By Improper Staff | Photo Credit: Nicole Anderson
Branick Weix
As a kid, Boston College sophomore Branick Weix would ask for old radios and TVs for his birthday—just so he could take them apart. Once he got to high school, he translated that love for tech into his SkyLink Productions drone business, taking aerial photographs and video for marketing purposes, starting with a nearby golf course. “I spent a lot of my senior year in high school cold-calling potential clients and trying to diversify my work portfolio,” the 19-year-old explains. He soon connected with Minnesota nonprofit Seeds of Change and the Leatherback Trust, which tapped him to bring his drones to Costa Rica to help track female sea turtle nesting without disturbing the natural environment. “In what would take a person three to four hours to accomplish, we finished in less than 11 minutes with the drone,” he recalls. “Some people may look at it as technology encroaching everywhere, but I think that as technology gets cheaper, faster and smaller, we’ll see it being used in new and innovative ways to help preserve and enhance those natural and remote areas.”
Murphy Wonsick
Twenty-four-year-old Murphy Wonsick may be a doctoral student at Northeastern, but she’s still focusing on mastering baby steps—for NASA’s humanoid robot, that is.
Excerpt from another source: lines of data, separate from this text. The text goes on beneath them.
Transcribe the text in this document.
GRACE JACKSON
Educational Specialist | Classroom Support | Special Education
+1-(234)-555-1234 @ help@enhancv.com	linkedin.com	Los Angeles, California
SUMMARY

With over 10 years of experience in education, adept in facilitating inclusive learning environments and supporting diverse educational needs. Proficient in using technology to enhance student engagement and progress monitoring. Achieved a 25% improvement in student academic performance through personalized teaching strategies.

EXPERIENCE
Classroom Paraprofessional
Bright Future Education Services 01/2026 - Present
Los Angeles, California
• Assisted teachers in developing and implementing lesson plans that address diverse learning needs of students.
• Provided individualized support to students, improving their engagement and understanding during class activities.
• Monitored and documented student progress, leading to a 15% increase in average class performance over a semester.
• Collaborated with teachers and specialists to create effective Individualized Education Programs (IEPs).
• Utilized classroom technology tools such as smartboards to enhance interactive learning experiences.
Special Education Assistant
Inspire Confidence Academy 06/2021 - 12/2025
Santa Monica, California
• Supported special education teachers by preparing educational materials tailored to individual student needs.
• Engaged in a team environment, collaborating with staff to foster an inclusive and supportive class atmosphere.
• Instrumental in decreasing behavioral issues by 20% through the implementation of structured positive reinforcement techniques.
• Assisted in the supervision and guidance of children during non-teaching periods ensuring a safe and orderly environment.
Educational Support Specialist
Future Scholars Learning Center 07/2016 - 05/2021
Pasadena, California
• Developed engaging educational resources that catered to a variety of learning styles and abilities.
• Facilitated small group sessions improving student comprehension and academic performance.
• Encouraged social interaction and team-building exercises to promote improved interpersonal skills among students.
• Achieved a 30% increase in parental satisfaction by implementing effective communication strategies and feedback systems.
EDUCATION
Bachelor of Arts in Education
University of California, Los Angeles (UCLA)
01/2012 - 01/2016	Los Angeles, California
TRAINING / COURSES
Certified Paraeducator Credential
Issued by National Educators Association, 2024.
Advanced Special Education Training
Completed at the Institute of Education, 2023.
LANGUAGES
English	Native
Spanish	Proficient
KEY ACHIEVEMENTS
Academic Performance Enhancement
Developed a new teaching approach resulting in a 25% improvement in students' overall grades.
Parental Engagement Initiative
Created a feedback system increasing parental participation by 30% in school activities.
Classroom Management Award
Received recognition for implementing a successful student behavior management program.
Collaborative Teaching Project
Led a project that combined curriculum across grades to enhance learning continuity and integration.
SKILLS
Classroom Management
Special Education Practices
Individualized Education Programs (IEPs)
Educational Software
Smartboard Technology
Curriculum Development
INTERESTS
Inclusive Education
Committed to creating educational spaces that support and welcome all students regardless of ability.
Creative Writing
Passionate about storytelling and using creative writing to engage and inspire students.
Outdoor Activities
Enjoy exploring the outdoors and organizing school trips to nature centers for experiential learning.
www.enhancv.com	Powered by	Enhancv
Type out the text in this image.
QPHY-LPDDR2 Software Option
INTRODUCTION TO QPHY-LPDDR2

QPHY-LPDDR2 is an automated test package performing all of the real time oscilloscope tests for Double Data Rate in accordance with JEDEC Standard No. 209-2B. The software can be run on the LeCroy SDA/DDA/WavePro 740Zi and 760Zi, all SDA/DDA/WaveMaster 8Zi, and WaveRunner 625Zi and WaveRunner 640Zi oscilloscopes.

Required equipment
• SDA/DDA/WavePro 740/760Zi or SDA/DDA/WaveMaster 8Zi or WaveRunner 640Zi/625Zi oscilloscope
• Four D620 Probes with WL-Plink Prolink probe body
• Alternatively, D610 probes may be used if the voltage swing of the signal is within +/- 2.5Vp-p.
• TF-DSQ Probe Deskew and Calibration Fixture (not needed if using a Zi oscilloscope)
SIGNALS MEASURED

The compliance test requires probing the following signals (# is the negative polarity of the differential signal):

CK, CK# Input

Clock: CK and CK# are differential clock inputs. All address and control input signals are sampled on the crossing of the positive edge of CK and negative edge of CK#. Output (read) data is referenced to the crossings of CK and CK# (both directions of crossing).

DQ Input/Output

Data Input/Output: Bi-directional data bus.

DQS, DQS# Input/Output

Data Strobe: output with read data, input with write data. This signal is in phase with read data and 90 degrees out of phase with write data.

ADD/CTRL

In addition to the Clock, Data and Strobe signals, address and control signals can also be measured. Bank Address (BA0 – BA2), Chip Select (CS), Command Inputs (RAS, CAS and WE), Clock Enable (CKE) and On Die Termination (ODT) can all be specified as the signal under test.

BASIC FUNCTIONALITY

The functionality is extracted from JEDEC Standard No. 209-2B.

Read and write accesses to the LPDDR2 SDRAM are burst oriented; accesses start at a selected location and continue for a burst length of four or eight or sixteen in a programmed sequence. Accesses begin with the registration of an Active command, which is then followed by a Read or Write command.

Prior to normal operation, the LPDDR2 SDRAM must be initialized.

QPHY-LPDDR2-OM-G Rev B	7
As part of one of three internships she’s had with the agency, Wonsick is aiding in the development of Valkyrie, a 6-foot-tall robot being designed to help astronauts. “My current research focus is footstep planning. Basically, trying to get Valkyrie to successfully navigate from point A to point B by planning where she can place her feet in order to avoid obstacles and, of course, not fall down,” she explains. “I would love to work on a project that would send my work to space, so, in a way, a part of me would be there.” But her engineering skills have plenty of down-to-earth applications too: Murphy has also been working on an app to improve the tracking of blood samples that could help combat epidemics in developing countries.